Neben dem Militär von Guinea-Bissau zählten bis vor kurzem auch militante Islamisten wie die in Algerien entstandene Terrorgruppe Al-Kaida im Maghreb (Aqim) zu den Mittelsmännern. Für den ungestörten Transport des Kokains durch die Sahara an die Mittelmeerküste hätten die Dschihadisten zehn Prozent des Kokainwerts gefordert, erklärt der französische Islamforscher Mathieu Guidère. Gegen zusätzliche Bezahlung hätten sie auch für bewaffneten Schutz der Karawanen gesorgt. Frankreichs militärische Intervention in Mali hat diese Route nun jedoch unterbrochen: „Der französische Eingriff brachte den Handel mit Drogen, Flüchtlingen und Waffen dort praktisch zum Erliegen“, sagt Guidère.

Umschlagplatz Westafrika

Trotzdem bleibt Westafrika ein wichtiger Umschlagplatz. Kaum ein Berufsstand auf der Welt sei so anpassungsfähig wie die Schmuggler, sagt der französische Kriminologe Xavier Raufer. „Die Drogenkartelle haben immer schon Alternativen vorbereitet, bevor irgendwo ein Problem auftaucht.“ In der 40-jährigen Geschichte des Kokainhandels zwischen Lateinamerika und Europa sei die Verbindung noch kein einziges Mal komplett abgerissen. Die Kartelle wichen derzeit in Richtung Osten aus, sagen Experten: Als Umschlagplätze seien Angola und die Republik Kongo im Kommen.

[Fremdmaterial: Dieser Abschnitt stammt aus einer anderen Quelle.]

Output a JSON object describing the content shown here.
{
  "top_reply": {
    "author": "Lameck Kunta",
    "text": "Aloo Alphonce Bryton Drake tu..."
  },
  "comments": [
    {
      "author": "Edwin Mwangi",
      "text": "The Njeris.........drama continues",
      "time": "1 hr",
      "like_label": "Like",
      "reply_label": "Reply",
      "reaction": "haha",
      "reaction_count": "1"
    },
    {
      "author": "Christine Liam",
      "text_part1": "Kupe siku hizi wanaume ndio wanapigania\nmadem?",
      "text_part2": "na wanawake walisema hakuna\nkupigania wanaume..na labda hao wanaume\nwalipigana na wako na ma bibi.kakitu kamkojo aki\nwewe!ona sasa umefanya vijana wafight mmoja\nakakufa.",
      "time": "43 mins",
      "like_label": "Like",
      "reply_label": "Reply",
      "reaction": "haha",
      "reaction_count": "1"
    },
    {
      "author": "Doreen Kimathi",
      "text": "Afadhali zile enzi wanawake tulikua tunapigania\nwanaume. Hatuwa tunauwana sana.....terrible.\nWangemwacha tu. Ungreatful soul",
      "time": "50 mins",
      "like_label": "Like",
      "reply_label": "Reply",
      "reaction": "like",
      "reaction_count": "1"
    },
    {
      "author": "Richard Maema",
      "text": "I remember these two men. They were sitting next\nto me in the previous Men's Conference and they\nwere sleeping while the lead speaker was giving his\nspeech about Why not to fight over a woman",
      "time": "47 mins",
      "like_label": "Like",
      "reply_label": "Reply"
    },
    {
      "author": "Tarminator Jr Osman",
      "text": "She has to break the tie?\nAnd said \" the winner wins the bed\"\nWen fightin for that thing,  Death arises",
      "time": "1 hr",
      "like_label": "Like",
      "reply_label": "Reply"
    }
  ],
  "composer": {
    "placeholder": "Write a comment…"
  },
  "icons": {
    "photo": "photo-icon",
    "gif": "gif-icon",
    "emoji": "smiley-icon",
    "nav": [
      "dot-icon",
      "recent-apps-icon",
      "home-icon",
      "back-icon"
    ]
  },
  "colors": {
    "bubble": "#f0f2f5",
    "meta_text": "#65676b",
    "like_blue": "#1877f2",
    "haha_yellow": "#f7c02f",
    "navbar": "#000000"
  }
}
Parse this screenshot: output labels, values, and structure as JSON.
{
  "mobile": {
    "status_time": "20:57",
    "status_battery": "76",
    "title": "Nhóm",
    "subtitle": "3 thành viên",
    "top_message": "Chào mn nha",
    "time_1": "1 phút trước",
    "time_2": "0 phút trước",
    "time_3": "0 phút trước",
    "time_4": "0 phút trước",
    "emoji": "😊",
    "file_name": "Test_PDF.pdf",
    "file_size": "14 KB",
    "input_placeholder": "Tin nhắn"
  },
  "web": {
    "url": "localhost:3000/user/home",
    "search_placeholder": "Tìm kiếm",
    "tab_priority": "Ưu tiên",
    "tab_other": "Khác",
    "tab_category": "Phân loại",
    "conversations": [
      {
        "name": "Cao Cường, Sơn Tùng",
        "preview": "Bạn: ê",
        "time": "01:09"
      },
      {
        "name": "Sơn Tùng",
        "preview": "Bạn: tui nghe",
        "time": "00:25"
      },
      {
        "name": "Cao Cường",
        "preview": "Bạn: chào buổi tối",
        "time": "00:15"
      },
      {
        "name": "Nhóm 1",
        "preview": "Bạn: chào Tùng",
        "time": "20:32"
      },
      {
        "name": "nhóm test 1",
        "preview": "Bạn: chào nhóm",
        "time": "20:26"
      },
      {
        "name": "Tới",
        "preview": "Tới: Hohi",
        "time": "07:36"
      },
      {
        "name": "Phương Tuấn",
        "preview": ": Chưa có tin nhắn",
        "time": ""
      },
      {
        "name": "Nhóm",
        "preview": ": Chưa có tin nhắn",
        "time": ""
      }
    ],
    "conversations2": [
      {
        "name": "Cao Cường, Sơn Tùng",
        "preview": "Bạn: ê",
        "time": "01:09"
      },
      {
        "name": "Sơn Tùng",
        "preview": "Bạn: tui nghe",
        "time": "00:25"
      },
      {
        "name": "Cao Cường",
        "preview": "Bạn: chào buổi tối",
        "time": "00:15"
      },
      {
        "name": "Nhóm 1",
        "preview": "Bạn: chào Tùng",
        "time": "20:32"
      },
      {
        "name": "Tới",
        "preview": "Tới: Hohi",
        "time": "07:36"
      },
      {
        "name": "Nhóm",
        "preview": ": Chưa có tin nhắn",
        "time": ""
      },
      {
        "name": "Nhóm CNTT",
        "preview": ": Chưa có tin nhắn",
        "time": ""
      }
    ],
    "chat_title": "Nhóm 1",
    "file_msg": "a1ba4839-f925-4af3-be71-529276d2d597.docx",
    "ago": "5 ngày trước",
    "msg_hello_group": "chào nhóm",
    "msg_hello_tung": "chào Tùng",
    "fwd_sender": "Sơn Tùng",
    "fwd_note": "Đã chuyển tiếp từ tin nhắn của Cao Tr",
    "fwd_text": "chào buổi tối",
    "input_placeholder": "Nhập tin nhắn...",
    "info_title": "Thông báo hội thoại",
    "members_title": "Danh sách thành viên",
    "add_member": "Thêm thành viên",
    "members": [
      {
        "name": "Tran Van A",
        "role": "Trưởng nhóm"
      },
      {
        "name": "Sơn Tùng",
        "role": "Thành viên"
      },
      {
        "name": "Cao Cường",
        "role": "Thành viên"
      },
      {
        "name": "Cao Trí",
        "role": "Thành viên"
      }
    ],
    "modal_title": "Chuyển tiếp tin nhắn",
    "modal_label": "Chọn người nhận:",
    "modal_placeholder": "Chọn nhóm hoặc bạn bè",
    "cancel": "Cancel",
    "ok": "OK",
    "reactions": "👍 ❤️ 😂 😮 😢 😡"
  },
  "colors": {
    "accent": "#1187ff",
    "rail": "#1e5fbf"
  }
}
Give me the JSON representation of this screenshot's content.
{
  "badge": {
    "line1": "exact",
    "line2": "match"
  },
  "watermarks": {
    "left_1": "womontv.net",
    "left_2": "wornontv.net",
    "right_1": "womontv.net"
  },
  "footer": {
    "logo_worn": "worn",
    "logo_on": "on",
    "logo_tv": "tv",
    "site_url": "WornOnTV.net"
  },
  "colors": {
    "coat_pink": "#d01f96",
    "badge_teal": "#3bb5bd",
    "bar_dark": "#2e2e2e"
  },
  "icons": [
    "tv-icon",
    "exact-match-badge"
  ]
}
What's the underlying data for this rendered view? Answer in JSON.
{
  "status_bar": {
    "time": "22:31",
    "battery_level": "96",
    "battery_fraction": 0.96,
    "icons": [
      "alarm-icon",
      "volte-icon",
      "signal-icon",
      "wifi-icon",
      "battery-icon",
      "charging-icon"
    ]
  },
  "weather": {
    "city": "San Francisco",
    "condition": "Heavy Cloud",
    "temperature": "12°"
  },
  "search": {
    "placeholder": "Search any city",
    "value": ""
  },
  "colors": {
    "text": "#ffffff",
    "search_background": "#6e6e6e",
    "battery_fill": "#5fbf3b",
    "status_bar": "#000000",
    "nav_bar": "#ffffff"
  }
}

Die Erschließung neuer Routen mag wegen längerer Wege teurer sein. Für die Drogenkartelle sei das allerdings kein Problem, sagt Raufer: „Die Gewinnspannen sind dermaßen hoch, dass solche Mehrkosten nicht ins Gewicht fallen.“ Auch gelegentliche Fahndungserfolge wie im Fall Na Tchuto bringen die Kartelle nicht wirklich in Bedrängnis. Einer vom US-Kongress in Auftrag gegebenen Studie zufolge wird pro hundert Dollar geschmuggelten Kokains höchstens der Gegenwert von 25 Cent beschlagnahmt.